The greatest love of his life, though, was Brownie, his red setter. She slept in his bed, was fed elaborate meals, wore a custom-made coat and accompanied him everywhere. (There’s a photo here of Brownie with White, the two of them looking as though they’re posing for a formal engagement portrait.) Brownie eventually became as eccentric as her human:

“She used to kidnap chickens and small animals and keep them as pets, and insisted on taking her pet rabbit to bed with her – in White’s bed. The rabbit bit him freely, but he submitted. She had geological interests, too, and collected stones which she kept under the kitchen table.”

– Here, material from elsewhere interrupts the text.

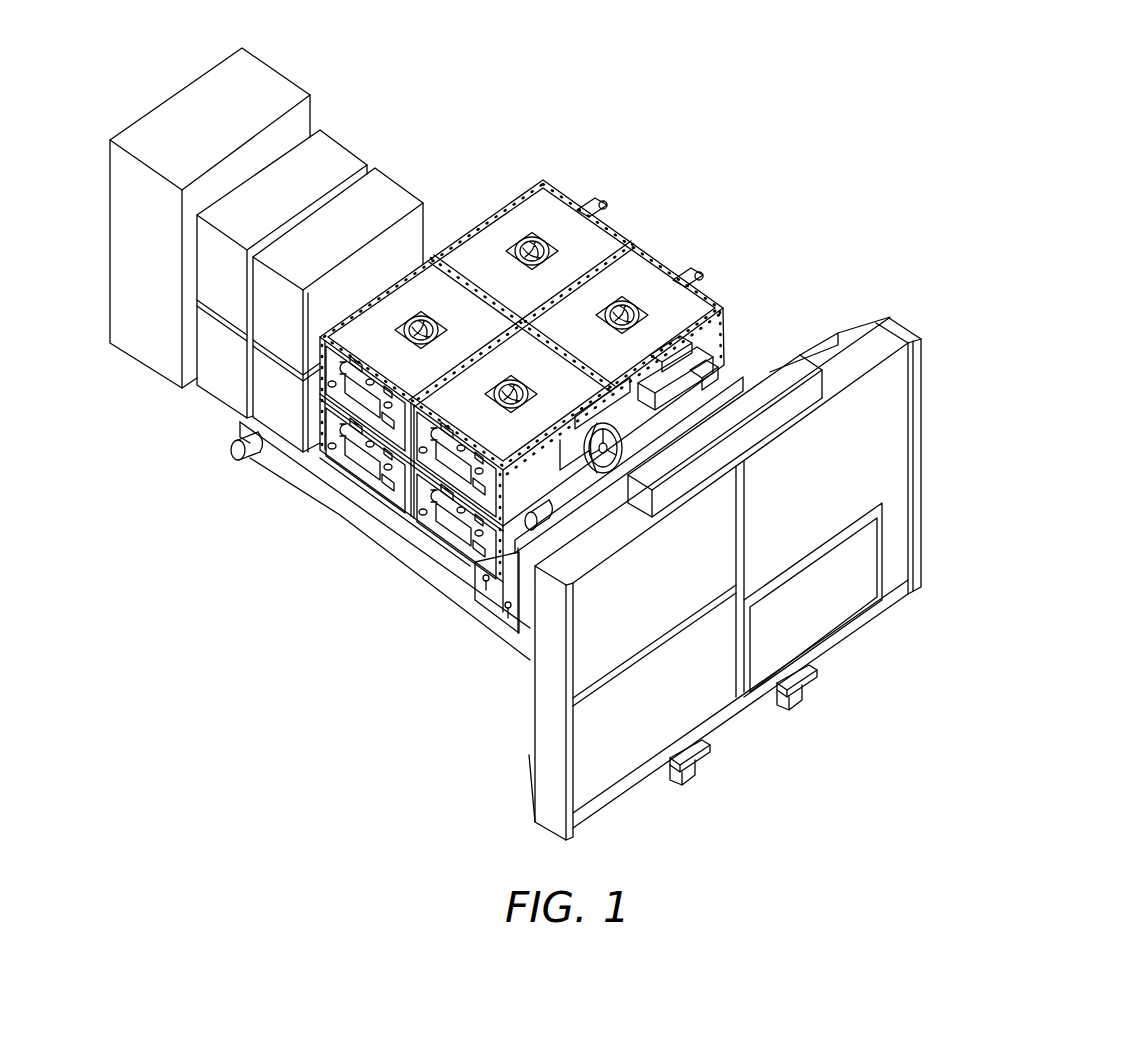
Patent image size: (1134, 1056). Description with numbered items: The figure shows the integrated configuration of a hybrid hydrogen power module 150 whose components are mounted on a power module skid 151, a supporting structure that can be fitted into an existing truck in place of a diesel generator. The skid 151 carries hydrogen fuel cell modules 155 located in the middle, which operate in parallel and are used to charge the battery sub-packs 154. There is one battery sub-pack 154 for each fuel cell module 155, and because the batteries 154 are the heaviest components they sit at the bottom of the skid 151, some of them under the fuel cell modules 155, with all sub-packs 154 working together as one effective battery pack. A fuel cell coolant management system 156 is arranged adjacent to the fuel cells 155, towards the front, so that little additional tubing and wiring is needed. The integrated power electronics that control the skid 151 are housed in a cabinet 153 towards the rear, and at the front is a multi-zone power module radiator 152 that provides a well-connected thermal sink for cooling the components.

When she died, he sat with her corpse for two days, then at her grave for a week, wrote her an anguished love poem, and forever after kept a lock of her hair in his diary, next to her photo.

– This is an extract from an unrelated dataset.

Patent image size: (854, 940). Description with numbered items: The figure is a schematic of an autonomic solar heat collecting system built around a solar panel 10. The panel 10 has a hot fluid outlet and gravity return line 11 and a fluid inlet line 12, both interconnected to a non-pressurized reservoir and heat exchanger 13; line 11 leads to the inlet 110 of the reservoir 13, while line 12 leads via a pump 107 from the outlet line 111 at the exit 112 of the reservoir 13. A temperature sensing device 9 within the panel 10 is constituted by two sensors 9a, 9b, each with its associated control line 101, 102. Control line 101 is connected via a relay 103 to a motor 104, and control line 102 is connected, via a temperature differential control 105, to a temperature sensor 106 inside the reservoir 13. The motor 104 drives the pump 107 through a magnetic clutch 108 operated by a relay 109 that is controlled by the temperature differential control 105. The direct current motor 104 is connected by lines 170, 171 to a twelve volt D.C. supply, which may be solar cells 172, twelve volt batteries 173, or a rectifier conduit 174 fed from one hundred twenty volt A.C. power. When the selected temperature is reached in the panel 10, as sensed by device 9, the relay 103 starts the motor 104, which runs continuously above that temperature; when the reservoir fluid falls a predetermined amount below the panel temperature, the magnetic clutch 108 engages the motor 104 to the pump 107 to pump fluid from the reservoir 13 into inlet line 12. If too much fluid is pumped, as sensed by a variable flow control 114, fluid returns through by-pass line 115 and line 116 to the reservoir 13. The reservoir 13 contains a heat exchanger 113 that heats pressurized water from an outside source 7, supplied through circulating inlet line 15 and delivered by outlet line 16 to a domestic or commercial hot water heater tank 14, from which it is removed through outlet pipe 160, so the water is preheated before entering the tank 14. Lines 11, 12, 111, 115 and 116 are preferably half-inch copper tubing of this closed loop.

White seems to have been a mass of unhappy contradictions. He railed against the British Labour government because he hated paying tax, and he moved to Ireland, then the Channel Islands, to avoid taxes, but he could be very generous with his money and time when it came to charitable causes. He claimed to hate people, but hosted week-long parties at his house in Alderney each summer and his friends all seemed to love him, despite his many faults. He was often miserable, but was “always capable of being surprised by joy” and his writing is full of humour. He announced in his forties that he was done with “forcing myself to be normal” and he gave up drinking – but not for very long, and he died at the relatively young age of fifty-seven of coronary heart disease, probably exacerbated by his drinking and chain-smoking.

This biography includes a discussion of each of White’s books, but I don’t think you need to be familiar with his work to find this book fascinating. I’d only read The Sword in the Stone (which I liked because it was full of animals), but I’m now curious about The Elephant and the Kangaroo, a satire set in Ireland. White, according to his Cambridge tutor, was “far more remarkable than anything he wrote” and his biographer seems to have agreed.